Unknown to all but God.




          We fain would linger in that dear home at Nazareth: but the Wisdom of God has, for the most part, drawn a veil over those childhood years. We do get that lovely glimpse of Him when He was twelve years old: and we hear Him say to His mother: “Wist ye not that I must be about My Father’s business?” (Luke 2:49.) The literal meaning is, His Father’s ‘things’ were the very atmosphere in which He lived. Yet, see Him, the LORD of Glory, return with His parents to that humble home; and there He “was subject to them.”


          In that carpenter’s home at Nazareth our Lord was ‘brought up’. It is almost exactly the same word which the Spirit uses of us, with our children, In Ephesians 6:4 (Trepho and Ek-trepho). “Bring them up in the nurture and admonition of the Lord.” However, of this we may speak later. But let us who are parents gaze for a moment on that ‘bringing up.’ Never had there been such a child: Never was He disobedient; never cross; never sulky; never rude; never self-willed; never untruthful. How very different to us, when we were children! How very different to the children we seek by His grace to bring up now! He had four brothers: James and Joses, and Juda and Simon, besides “His sisters.” (Mark 6:3). In this verse He is called “the carpenter,” and doubtless as a boy and a young man, He worked at Joseph’s trade in the carpenter shop. Perhaps at this time Joseph was dead, as here our Lord is spoken of as “the son of Mary,” and no mention is made of Joseph.


          We know that for some time after He entered His public ministry His brethren did not believe on Him; and it is more than probably that the envy of those brothers (in that lovely story in Genesis) who were so different to their brother Joseph, was but a picture of the envy of these unbelieving brothers in Nazareth. This would make life hard for that Child; but how sweet to see that the one next in age, and perhaps nearest to Him, “James, the Lord’s brother” (Galatians 1:19), was quickly won to be His loyal and faithful follower. Nor was James the only one of those four who were won by Him; for in 1 Corinthians 9:5, we see “the brethren of the Lord” linked with Cephas. And we may well believe, (as we might expect), that each one of that family at Nazareth became earnest, true and devoted followers of their, and our, Lord Jesus Christ.


          When we turn to the Epistle of James, written almost surely by our Lord’s brother, we read in the first verse: “James, a servant of God and the Lord Jesus Christ.” It is most refreshing to see James link the Lord Jesus Christ with God in this way, showing his absolute faith in the Deity of Christ: and it is lovely to see how whole heartedly he confesses Him as Lord, and owns himself His “slave” for this is the meaning of the word translated “servant.” A slave is one bought with a price, and James, the brother of our Lord, openly confesses this of himself in the first words of his letter.


          Is it using our imagination too much to suppose that those years, when our Lord was being “brought up” in the same home as James His ‘brother’, were amongst the influences that won him for the One Who was his ‘brother’ yet his Lord? In the light of   1 Peter 3:1, we may suppose that this was the case. Peter is speaking of unbelieving husbands, and he says: “If any obey not the Word, they also may without the Word be won by the conversation of the wives.” The word translated ‘conversation’ really means: ‘Manner of life; Behavior; Conduct.’ It is a very favorite word with Peter.
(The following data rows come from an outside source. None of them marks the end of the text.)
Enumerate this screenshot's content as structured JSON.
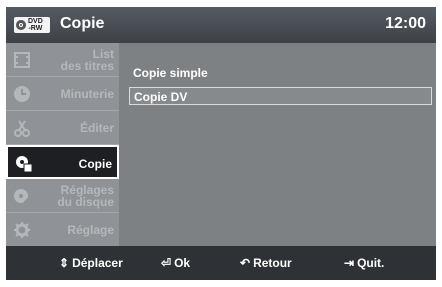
{
  "header": {
    "disc_label_top": "DVD",
    "disc_label_bottom": "-RW",
    "title": "Copie",
    "time": "12:00"
  },
  "menu": {
    "items": [
      {
        "label_line1": "List",
        "label_line2": "des titres",
        "icon": "film-icon"
      },
      {
        "label_line1": "Minuterie",
        "label_line2": "",
        "icon": "clock-icon"
      },
      {
        "label_line1": "Éditer",
        "label_line2": "",
        "icon": "scissors-icon"
      },
      {
        "label_line1": "Copie",
        "label_line2": "",
        "icon": "copy-icon"
      },
      {
        "label_line1": "Réglages",
        "label_line2": "du disque",
        "icon": "disc-settings-icon"
      },
      {
        "label_line1": "Réglage",
        "label_line2": "",
        "icon": "gear-icon"
      }
    ],
    "selected_index": 3
  },
  "content": {
    "options": [
      "Copie simple",
      "Copie DV"
    ],
    "selected_index": 1
  },
  "footer": {
    "move_label": "Déplacer",
    "ok_label": "Ok",
    "back_label": "Retour",
    "quit_label": "Quit."
  },
  "colors": {
    "panel": "#777a7d",
    "menu_bg": "#8f9296",
    "active_bg": "#1d1f22",
    "bar": "#2e3135"
  }
}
He uses it eight times in his two little Epistles, while we only find it five other times in the whole New Testament. So, the behavior of the believing wife wins her unbelieving husband. James uses the same word in his Epistle, Chapter 3, Verse 13. I wonder if he was thinking of the ‘manner of life’, ‘the behavior’, ‘the conduct’ of Him Whom he had watched so closely throughout childhood, boyhood, and manhood, as he wrote those words? His mother kept all these sayings in her heart, and I doubt not His sayings and His manner of life had entered deeply into the heart of James also.